Randi sontak menarik tanganku, membawaku ke area taman belakang. Duduk di tepi kolam renang mungkin untuk sekedar menanyakan peristiwa apa yang ia lewati kemarin.
"Kenapa kamu gak cerita apa-apa?" Ia nada bicaranya lebih tinggi daripada biasanya.
"Kamu aja pulang jam berapa? Gimana bisa aku cerita sementara jam sudah tengah malam..."
"Ya kan tetap aja, harusnya kamu bisa cerita apapun itu...." Ia tidak mau ngalah.
"Aku kemarin ketemu Rafael..."
"Rafael???" Suaranya bak 8 oktaf dengan matanya tajam ke arahku.
"Iya. Maaf, kemarin aku cuma penasaran aja kok arisannya bisa semewah itu."
"Terus kamu turun? Kan sudah dibilang Claire, ingat perjanjiannya, ingat perjanjiannya. Kamu tuh ya suka banget cari masalah!" Jelas banget Randi sedang memarahiku kini.
"Kamu belum sempat kasih aku kesempatan untuk bicara Ran...." Air mata sudah banjir dipipiku. Jujur, jika hanya omelan yang harus ku dengar setiap harinya dari ibu mertua, mungkin aku masih bisa terima karena sedari awal mereka memang tidak bisa atau bahkan tidak pernah bisa menerimaku. Tapi jika satu-satunya alasanku bertahan di keluarga ini sudah tidak memberikanku kesempatan berbicara ataupun percaya kepadaku, rasanya duniaku hancur seketika.
"Astaga!!!" Randi menahan kesalnya.
Ia beranjak dari tempat duduknya, berjalan sedikit dekat dengan kolam dan sesekali memegang kepalanya, sembari menghembuskan nafas yang cukup panjang.

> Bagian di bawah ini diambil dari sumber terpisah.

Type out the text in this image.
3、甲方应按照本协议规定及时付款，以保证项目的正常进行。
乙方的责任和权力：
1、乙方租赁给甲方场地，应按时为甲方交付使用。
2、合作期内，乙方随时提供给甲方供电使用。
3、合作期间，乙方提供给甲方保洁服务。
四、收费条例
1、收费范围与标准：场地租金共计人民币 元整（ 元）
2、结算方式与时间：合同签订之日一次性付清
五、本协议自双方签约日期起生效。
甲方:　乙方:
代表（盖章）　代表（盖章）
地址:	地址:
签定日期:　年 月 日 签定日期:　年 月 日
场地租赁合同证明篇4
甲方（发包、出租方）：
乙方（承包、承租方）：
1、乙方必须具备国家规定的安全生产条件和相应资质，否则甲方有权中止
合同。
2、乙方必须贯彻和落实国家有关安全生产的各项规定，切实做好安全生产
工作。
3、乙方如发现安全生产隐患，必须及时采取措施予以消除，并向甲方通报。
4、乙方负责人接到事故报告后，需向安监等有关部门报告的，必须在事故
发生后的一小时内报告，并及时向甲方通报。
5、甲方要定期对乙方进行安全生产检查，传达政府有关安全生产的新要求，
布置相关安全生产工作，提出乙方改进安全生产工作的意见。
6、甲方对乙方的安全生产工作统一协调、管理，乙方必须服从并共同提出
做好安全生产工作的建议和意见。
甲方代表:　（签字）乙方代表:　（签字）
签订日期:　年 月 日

"Claire, maafin aku. Aku khilaf..." Ia kembali mendekatiku.
Aku masih terisak nangis melihat perlakuan Randi terhadapku.
"Sayang, maafin aku...." Ia merangkulku mengusap air mata yang sudah membanjiri pipiku.
****
Berangkat ke kantor dengan kondisi mata sembab, kepala penuh pikiran, dan mental yang hancur sama sekali tidak pernah ada dalam rencanaku. Namun, hari ini terjadi secara tiba-tiba. Aku kacau, seolah semuanya tidak ada artinya lagi.
"Claire, kamu baik-baik aja?" Mba Asha menyentuhku yang sedang berjalan menuju lift.
"Eh.. Mba Asha..." Aku menorehkan senyum palsuku agar tidak ditanya lebih detail lagi oleh orang lain.
"Kamu gak apa-apa kan?" Sekali lagi ia menanyakan hal yang sama.
Meski berat banget mulutku ini mengucapkan gak apa-apa, namun aku ingin sekali bilang kalo duniaku hancur kepada Mba Asha.. Tetap saja itu gak mungkin terjadi.
"Gak apa-apa Mba. Ada apa?" Aku menutupi semuanya dengan senyuman palsuku, aku benci kondisi ini.
"Mata sembab banget. Kalo ada masalah apapun dan butuh teman cerita, kabarin ya.." Ia pamit karena beda lokasi lift. Aku menjawabnya dengan senyuman tipis sembari menyentuh mataku yang aku rasa juga sudah begitu sembab sekarang.
***
"Claire, masuk ruangan saya ya..." Perintah Randi yang lewat didepanku dan langsung mengajakku ke ruangannya.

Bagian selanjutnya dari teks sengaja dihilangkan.